Sehr geehrte Damen und Herren! Sehr geehrter Herr Gebhardt! Wir wollen uns auf die kommenden Veränderungen vorbereiten und dem neuen Landtag volle Gestaltungsmöglichkeiten ab dem Jahr 2020 belassen. Daher begrüßen wir die Beschränkung auf einen Ein-JahresHaushalt und werden diesem Antrag zustimmen.

Recht herzlichen Dank für Ihre Aufmerksamkeit.

(Beifall bei der AfD)

Meine Damen und Herren! Nun spricht für die Fraktion BÜNDNIS 90/DIE GRÜNEN Frau Abg. Schubert. Bitte sehr, Frau Schubert, Sie haben das Wort.
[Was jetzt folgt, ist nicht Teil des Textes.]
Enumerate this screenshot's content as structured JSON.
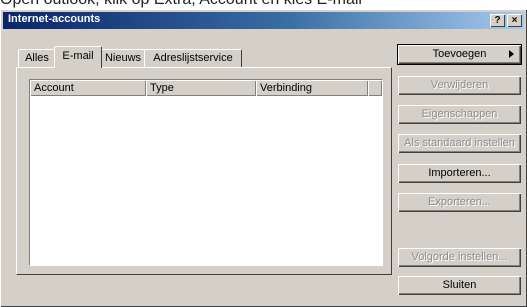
{
  "caption": "Open outlook, klik op Extra, Account en kies E-mail",
  "window": {
    "title": "Internet-accounts",
    "help_label": "?",
    "close_label": "×"
  },
  "tabs": [
    {
      "label": "Alles",
      "active": false
    },
    {
      "label": "E-mail",
      "active": true
    },
    {
      "label": "Nieuws",
      "active": false
    },
    {
      "label": "Adreslijstservice",
      "active": false
    }
  ],
  "list": {
    "columns": [
      "Account",
      "Type",
      "Verbinding"
    ],
    "rows": []
  },
  "buttons": {
    "add": {
      "label": "Toevoegen",
      "enabled": true
    },
    "remove": {
      "label": "Verwijderen",
      "enabled": false
    },
    "properties": {
      "label": "Eigenschappen",
      "enabled": false
    },
    "set_default": {
      "label": "Als standaard instellen",
      "enabled": false
    },
    "import": {
      "label": "Importeren...",
      "enabled": true
    },
    "export": {
      "label": "Exporteren...",
      "enabled": false
    },
    "set_order": {
      "label": "Volgorde instellen...",
      "enabled": false
    },
    "close": {
      "label": "Sluiten",
      "enabled": true
    }
  }
}
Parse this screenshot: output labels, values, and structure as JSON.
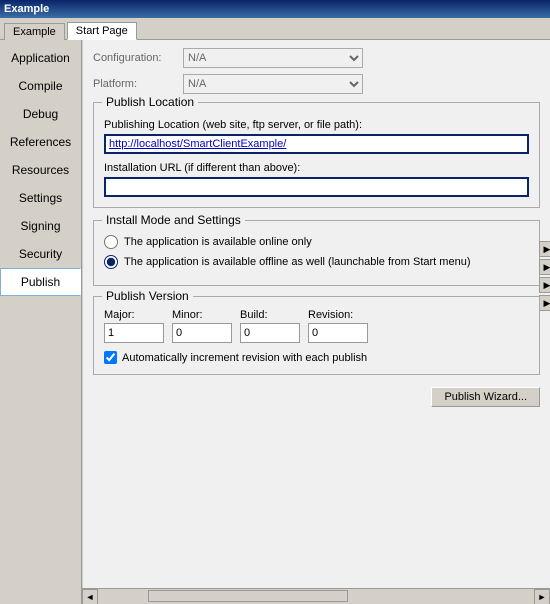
{
  "titleBar": {
    "text": "Example"
  },
  "tabs": [
    {
      "label": "Example",
      "active": false
    },
    {
      "label": "Start Page",
      "active": true
    }
  ],
  "sidebar": {
    "items": [
      {
        "id": "application",
        "label": "Application"
      },
      {
        "id": "compile",
        "label": "Compile"
      },
      {
        "id": "debug",
        "label": "Debug"
      },
      {
        "id": "references",
        "label": "References"
      },
      {
        "id": "resources",
        "label": "Resources"
      },
      {
        "id": "settings",
        "label": "Settings"
      },
      {
        "id": "signing",
        "label": "Signing"
      },
      {
        "id": "security",
        "label": "Security"
      },
      {
        "id": "publish",
        "label": "Publish"
      }
    ],
    "activeItem": "publish"
  },
  "content": {
    "configuration": {
      "label": "Configuration:",
      "value": "N/A"
    },
    "platform": {
      "label": "Platform:",
      "value": "N/A"
    },
    "publishLocation": {
      "sectionTitle": "Publish Location",
      "publishingLabel": "Publishing Location (web site, ftp server, or file path):",
      "publishingValue": "http://localhost/SmartClientExample/",
      "installUrlLabel": "Installation URL (if different than above):",
      "installUrlValue": ""
    },
    "installMode": {
      "sectionTitle": "Install Mode and Settings",
      "options": [
        {
          "id": "online-only",
          "label": "The application is available online only",
          "checked": false
        },
        {
          "id": "offline-also",
          "label": "The application is available offline as well (launchable from Start menu)",
          "checked": true
        }
      ]
    },
    "publishVersion": {
      "sectionTitle": "Publish Version",
      "fields": [
        {
          "id": "major",
          "label": "Major:",
          "value": "1"
        },
        {
          "id": "minor",
          "label": "Minor:",
          "value": "0"
        },
        {
          "id": "build",
          "label": "Build:",
          "value": "0"
        },
        {
          "id": "revision",
          "label": "Revision:",
          "value": "0"
        }
      ],
      "autoIncrementLabel": "Automatically increment revision with each publish",
      "autoIncrementChecked": true
    },
    "publishWizardButton": "Publish Wizard..."
  },
  "scrollbar": {
    "leftArrow": "◄",
    "rightArrow": "►"
  }
}
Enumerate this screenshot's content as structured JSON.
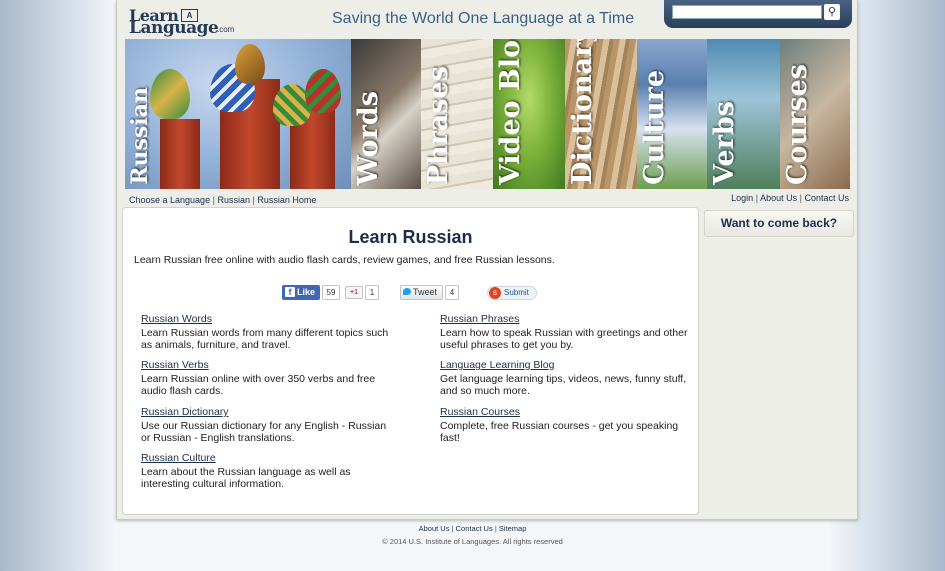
{
  "header": {
    "logo_top": "Learn",
    "logo_box": "A",
    "logo_bottom": "Language",
    "logo_com": ".com",
    "tagline": "Saving the World One Language at a Time",
    "search_placeholder": "",
    "search_icon": "magnifier-icon"
  },
  "banner": {
    "panels": [
      {
        "label": "Russian"
      },
      {
        "label": "Words"
      },
      {
        "label": "Phrases"
      },
      {
        "label": "Video Blog"
      },
      {
        "label": "Dictionary"
      },
      {
        "label": "Culture"
      },
      {
        "label": "Verbs"
      },
      {
        "label": "Courses"
      }
    ]
  },
  "breadcrumb": [
    "Choose a Language",
    "Russian",
    "Russian Home"
  ],
  "top_links": [
    "Login",
    "About Us",
    "Contact Us"
  ],
  "main": {
    "title": "Learn Russian",
    "intro": "Learn Russian free online with audio flash cards, review games, and free Russian lessons.",
    "social": {
      "fb_like": "Like",
      "fb_count": "59",
      "gplus_label": "+1",
      "gplus_count": "1",
      "tweet": "Tweet",
      "tweet_count": "4",
      "submit": "Submit"
    },
    "topics": [
      {
        "title": "Russian Words",
        "desc": "Learn Russian words from many different topics such as animals, furniture, and travel."
      },
      {
        "title": "Russian Phrases",
        "desc": "Learn how to speak Russian with greetings and other useful phrases to get you by."
      },
      {
        "title": "Russian Verbs",
        "desc": "Learn Russian online with over 350 verbs and free audio flash cards."
      },
      {
        "title": "Language Learning Blog",
        "desc": "Get language learning tips, videos, news, funny stuff, and so much more."
      },
      {
        "title": "Russian Dictionary",
        "desc": "Use our Russian dictionary for any English - Russian or Russian - English translations."
      },
      {
        "title": "Russian Courses",
        "desc": "Complete, free Russian courses - get you speaking fast!"
      },
      {
        "title": "Russian Culture",
        "desc": "Learn about the Russian language as well as interesting cultural information."
      }
    ]
  },
  "sidebar": {
    "prompt": "Want to come back?"
  },
  "footer": {
    "links": [
      "About Us",
      "Contact Us",
      "Sitemap"
    ],
    "copyright": "© 2014 U.S. Institute of Languages. All rights reserved"
  },
  "colors": {
    "navy": "#1c2f4a",
    "page_bg": "#eeeee9",
    "fb_blue": "#4267b2"
  }
}
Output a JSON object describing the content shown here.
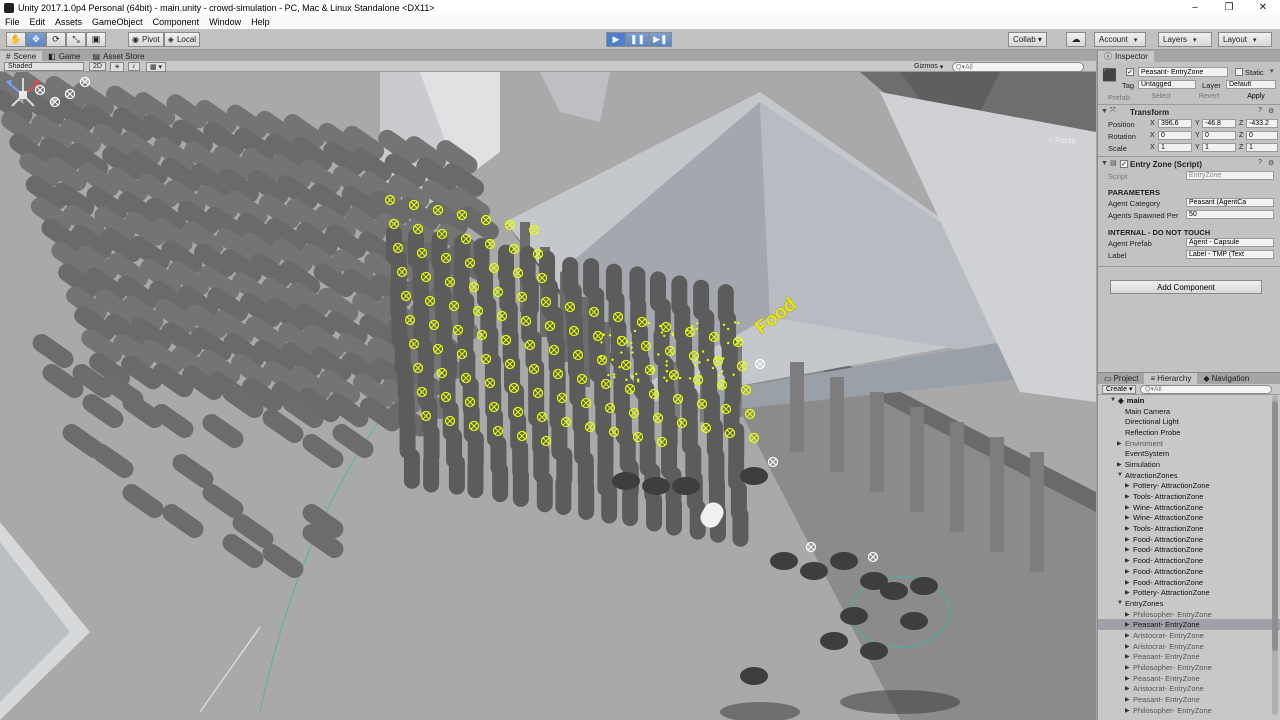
{
  "window": {
    "title": "Unity 2017.1.0p4 Personal (64bit) - main.unity - crowd-simulation - PC, Mac & Linux Standalone <DX11>",
    "controls": [
      "–",
      "❐",
      "✕"
    ]
  },
  "menu": [
    "File",
    "Edit",
    "Assets",
    "GameObject",
    "Component",
    "Window",
    "Help"
  ],
  "toolbar": {
    "pivot": "Pivot",
    "local": "Local",
    "collab": "Collab ▾",
    "account": "Account",
    "layers": "Layers",
    "layout": "Layout",
    "play_state": "playing"
  },
  "scene_tabs": [
    "Scene",
    "Game",
    "Asset Store"
  ],
  "scene_toolbar": {
    "shading": "Shaded",
    "mode_2d": "2D",
    "gizmos": "Gizmos",
    "search_placeholder": "Q▾All"
  },
  "viewport": {
    "projection": "< Persp",
    "world_label": "Food",
    "accent_color": "#e8ff00"
  },
  "inspector": {
    "tab": "Inspector",
    "object_name": "Peasant- EntryZone",
    "static_label": "Static",
    "tag_label": "Tag",
    "tag_value": "Untagged",
    "layer_label": "Layer",
    "layer_value": "Default",
    "prefab_label": "Prefab",
    "prefab_select": "Select",
    "prefab_revert": "Revert",
    "prefab_apply": "Apply",
    "transform": {
      "title": "Transform",
      "position_label": "Position",
      "position": {
        "x": "396.6",
        "y": "-46.8",
        "z": "-433.2"
      },
      "rotation_label": "Rotation",
      "rotation": {
        "x": "0",
        "y": "0",
        "z": "0"
      },
      "scale_label": "Scale",
      "scale": {
        "x": "1",
        "y": "1",
        "z": "1"
      }
    },
    "script_component": {
      "title": "Entry Zone (Script)",
      "script_label": "Script",
      "script_value": "EntryZone",
      "parameters_header": "PARAMETERS",
      "agent_category_label": "Agent Category",
      "agent_category_value": "Peasant (AgentCa",
      "agents_spawned_label": "Agents Spawned Per",
      "agents_spawned_value": "50",
      "internal_header": "INTERNAL - DO NOT TOUCH",
      "agent_prefab_label": "Agent Prefab",
      "agent_prefab_value": "Agent - Capsule",
      "label_label": "Label",
      "label_value": "Label - TMP (Text"
    },
    "add_component": "Add Component"
  },
  "hierarchy": {
    "tabs": [
      "Project",
      "Hierarchy",
      "Navigation"
    ],
    "create": "Create ▾",
    "search_placeholder": "Q▾All",
    "scene": "main",
    "items": [
      {
        "label": "Main Camera",
        "depth": 1,
        "arrow": ""
      },
      {
        "label": "Directional Light",
        "depth": 1,
        "arrow": ""
      },
      {
        "label": "Reflection Probe",
        "depth": 1,
        "arrow": ""
      },
      {
        "label": "Enviroment",
        "depth": 1,
        "arrow": "▶",
        "grey": true
      },
      {
        "label": "EventSystem",
        "depth": 1,
        "arrow": ""
      },
      {
        "label": "Simulation",
        "depth": 1,
        "arrow": "▶"
      },
      {
        "label": "AttractionZones",
        "depth": 1,
        "arrow": "▼"
      },
      {
        "label": "Pottery- AttractionZone",
        "depth": 2,
        "arrow": "▶"
      },
      {
        "label": "Tools- AttractionZone",
        "depth": 2,
        "arrow": "▶"
      },
      {
        "label": "Wine- AttractionZone",
        "depth": 2,
        "arrow": "▶"
      },
      {
        "label": "Wine- AttractionZone",
        "depth": 2,
        "arrow": "▶"
      },
      {
        "label": "Tools- AttractionZone",
        "depth": 2,
        "arrow": "▶"
      },
      {
        "label": "Food- AttractionZone",
        "depth": 2,
        "arrow": "▶"
      },
      {
        "label": "Food- AttractionZone",
        "depth": 2,
        "arrow": "▶"
      },
      {
        "label": "Food- AttractionZone",
        "depth": 2,
        "arrow": "▶"
      },
      {
        "label": "Food- AttractionZone",
        "depth": 2,
        "arrow": "▶"
      },
      {
        "label": "Food- AttractionZone",
        "depth": 2,
        "arrow": "▶"
      },
      {
        "label": "Pottery- AttractionZone",
        "depth": 2,
        "arrow": "▶"
      },
      {
        "label": "EntryZones",
        "depth": 1,
        "arrow": "▼"
      },
      {
        "label": "Philosopher- EntryZone",
        "depth": 2,
        "arrow": "▶",
        "grey": true
      },
      {
        "label": "Peasant- EntryZone",
        "depth": 2,
        "arrow": "▶",
        "selected": true
      },
      {
        "label": "Aristocrat- EntryZone",
        "depth": 2,
        "arrow": "▶",
        "grey": true
      },
      {
        "label": "Aristocrat- EntryZone",
        "depth": 2,
        "arrow": "▶",
        "grey": true
      },
      {
        "label": "Peasant- EntryZone",
        "depth": 2,
        "arrow": "▶",
        "grey": true
      },
      {
        "label": "Philosopher- EntryZone",
        "depth": 2,
        "arrow": "▶",
        "grey": true
      },
      {
        "label": "Peasant- EntryZone",
        "depth": 2,
        "arrow": "▶",
        "grey": true
      },
      {
        "label": "Aristocrat- EntryZone",
        "depth": 2,
        "arrow": "▶",
        "grey": true
      },
      {
        "label": "Peasant- EntryZone",
        "depth": 2,
        "arrow": "▶",
        "grey": true
      },
      {
        "label": "Philosopher- EntryZone",
        "depth": 2,
        "arrow": "▶",
        "grey": true
      }
    ]
  }
}
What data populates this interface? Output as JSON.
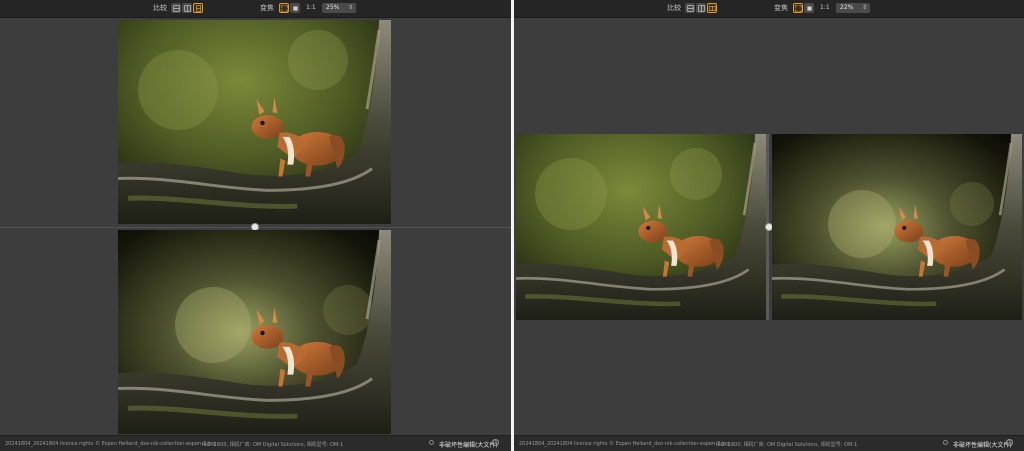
{
  "left": {
    "toolbar": {
      "compare_label": "比较",
      "transform_label": "变焦",
      "one_to_one": "1:1",
      "zoom_value": "25%"
    },
    "status": {
      "filename": "20241804_20241804 licence rights © Espen Helland_dxo-nik-collection-espen-2.jpg",
      "meta": "ISO: 1600, 相机厂商: OM Digital Solutions, 相机型号: OM-1",
      "mode": "非破坏性编辑(大文件)",
      "help": "?"
    }
  },
  "right": {
    "toolbar": {
      "compare_label": "比较",
      "transform_label": "变焦",
      "one_to_one": "1:1",
      "zoom_value": "22%"
    },
    "status": {
      "filename": "20241804_20241804 licence rights © Espen Helland_dxo-nik-collection-espen-2.jpg",
      "meta": "ISO: 1600, 相机厂商: OM Digital Solutions, 相机型号: OM-1",
      "mode": "非破坏性编辑(大文件)",
      "help": "?"
    }
  },
  "icons": {
    "compare_modes": [
      "split-view-icon",
      "side-by-side-icon",
      "single-view-icon"
    ],
    "transform_modes": [
      "fit-icon",
      "fill-icon"
    ]
  },
  "colors": {
    "accent": "#e39a2b",
    "panel": "#3d3d3d",
    "toolbar": "#252525"
  }
}
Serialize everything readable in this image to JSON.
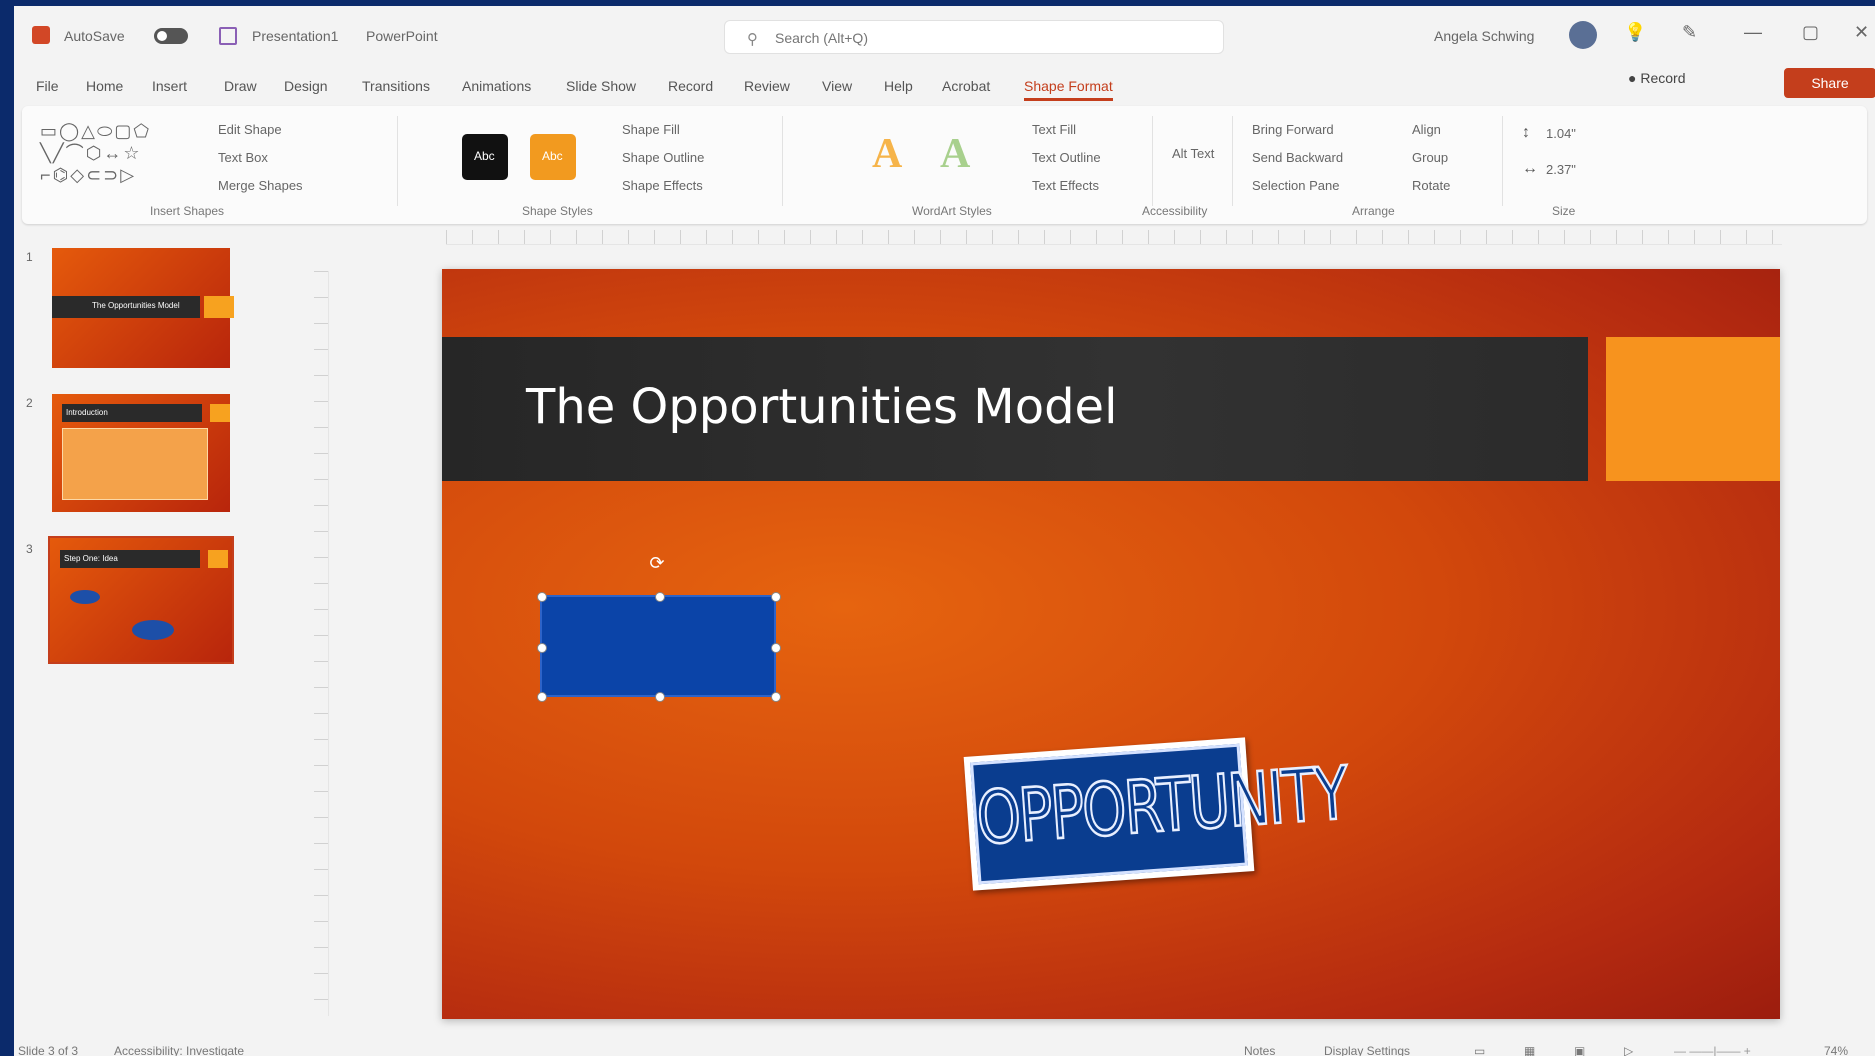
{
  "window": {
    "autosave_label": "AutoSave",
    "doc_name": "Presentation1",
    "app_name": "PowerPoint",
    "search_placeholder": "Search (Alt+Q)",
    "user_name": "Angela Schwing"
  },
  "tabs": [
    "File",
    "Home",
    "Insert",
    "Draw",
    "Design",
    "Transitions",
    "Animations",
    "Slide Show",
    "Record",
    "Review",
    "View",
    "Help",
    "Acrobat",
    "Shape Format"
  ],
  "active_tab": "Shape Format",
  "toolbar": {
    "record_label": "Record",
    "share_label": "Share"
  },
  "ribbon": {
    "groups": {
      "insert_shapes": "Insert Shapes",
      "shape_styles": "Shape Styles",
      "wordart_styles": "WordArt Styles",
      "accessibility": "Accessibility",
      "arrange": "Arrange",
      "size": "Size"
    },
    "edit_shape": "Edit Shape",
    "text_box": "Text Box",
    "merge_shapes": "Merge Shapes",
    "swatch_label": "Abc",
    "shape_fill": "Shape Fill",
    "shape_outline": "Shape Outline",
    "shape_effects": "Shape Effects",
    "text_fill": "Text Fill",
    "text_outline": "Text Outline",
    "text_effects": "Text Effects",
    "alt_text": "Alt Text",
    "bring_forward": "Bring Forward",
    "send_backward": "Send Backward",
    "selection_pane": "Selection Pane",
    "align": "Align",
    "group": "Group",
    "rotate": "Rotate",
    "height": "1.04\"",
    "width": "2.37\""
  },
  "thumbnails": [
    {
      "num": "1",
      "title": "The Opportunities Model"
    },
    {
      "num": "2",
      "title": "Introduction"
    },
    {
      "num": "3",
      "title": "Step One: Idea"
    }
  ],
  "slide": {
    "title": "The Opportunities Model",
    "image_text": "OPPORTUNITY"
  },
  "status": {
    "slide_counter": "Slide 3 of 3",
    "accessibility": "Accessibility: Investigate",
    "notes": "Notes",
    "display_settings": "Display Settings",
    "zoom": "74%"
  },
  "colors": {
    "accent": "#c43e1c",
    "slide_orange": "#e55a0c",
    "slide_square": "#f7931e",
    "shape_blue": "#0b44a8",
    "title_band": "#2b2b2b"
  }
}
Sehr geehrter Herr Präsident! Sehr geehrte Damen und Herren! Meine Fraktion hält den Vorschlag der Fraktion DIE LINKE für sinnvoll und geboten. Der vorliegende Antrag ist gerechtfertigt; denn er macht zwei Punkte auf, über die wir uns ernsthaft unterhalten können und auch müssen. Das sind zum einen Verfahrensfragen, und zum anderen ist es das Thema der Budgethoheit des Landtags, was im Antrag ausgeführt wird.

Die aktuelle Legislaturperiode endet 2019. Dann wird ein neues Parlament gewählt. Dieses Parlament hat – ich will jetzt nicht wieder sagen, das Königsrecht, das klingt mir zu royal – die Budgethoheit. Das haben wir mehrfach gehört. Ein Doppelhaushalt für 2019/2020, wie er im Moment geplant ist, würde also über die Legislatur hinausgehen und das neue Parlament an einen Haushalt binden, den es selbst nicht mitbeschlossen hat. Das ist mir dann doch, um mit Kollegen Michels Worten zu sprechen, ein bisschen zu viel „Prognose in die Zukunft“; denn ein solcher Doppelhaushalt würde vorgreifen und politische Markierungen setzen, ohne wissen zu können, wie nach 2019 die politische Schwerpunktsetzung tatsächlich aussieht. Das finden wir nicht redlich und halten es für bedenklich, wie die Begründung des Antrages der Fraktion DIE LINKE auch hinlänglich ausführt.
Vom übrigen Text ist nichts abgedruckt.